All that emphasis on sourcing Bellingham-based talent for BAMF is hardly an accident—indeed, it is one of the festival’s central tenets. The Bellingham Arts & Music Fest’s commitment to the community that spawned it is so strong that any money profits associated with the event, should they exist, will be donated in some form to local arts organizations like Make.Shift and Bellingham Girls Rock Camp.
In short, BAMF aims to hit us all right where we live.
The idea for this unorthodox event arose, as do so many unorthodox things around here, from the minds of a pair of Fairhaven College students who decided that the best way to celebrate the arts community’s different disciplines was to take them 10 miles out of town, mash them all together and cram as many of them as possible into a one-day period.
“We believe that interconnectedness between different styles of art is important to keeping Bellingham progressive and unique,” festival organizers say in their description of BAMF. “We see musicians, painters, photographers, jewelers, flow artists, filmmakers, comedians, circus performers and special effects artists work in similar capacities often enough, but our event will feature all of them, together.”
The whole thing is a giant experiment, yes, but what could possibly go wrong?
But the format is not the only thing that makes BAMF stand out from other festivals.
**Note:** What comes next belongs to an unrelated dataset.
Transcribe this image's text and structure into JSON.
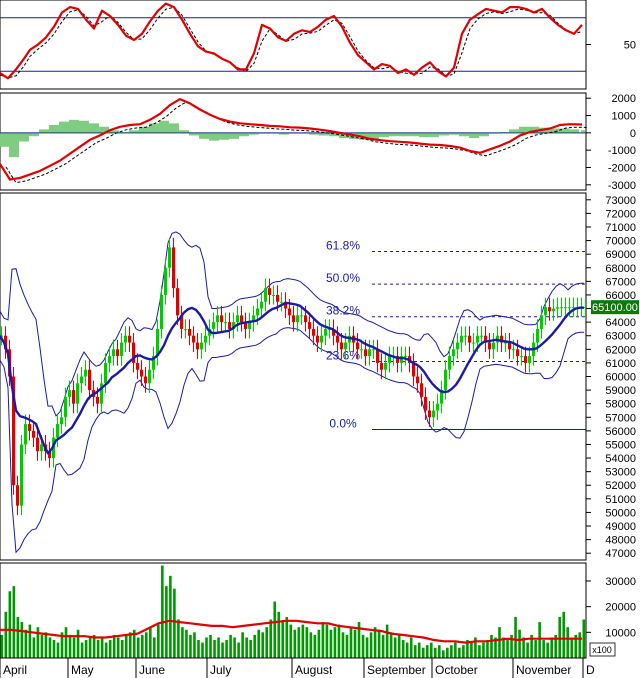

What also makes it unique is the site upon which it takes place. The Lookout Arts Quarry is itself an artists collective, and they embrace a decidedly environmentally inclined and inclusive ethos. That means camping is encouraged, but everyone is expected to live according to Leave No Trace principles (basically, if you bring it in, haul it out), and the entire event aims to be Zero Waste. As well, carpoolers will be offered a “Clown Car” discount if they arrive with a ride full of revelers.
At this point, no one really knows what final form BAMF will take, but everyone figures to have a lot of fun finding out, festival organizers included. “Four stages. One 24-hour explosion of creativity and wackiness sure to be a testament to the lovable weirdness that is the City of Subdued Excitement.”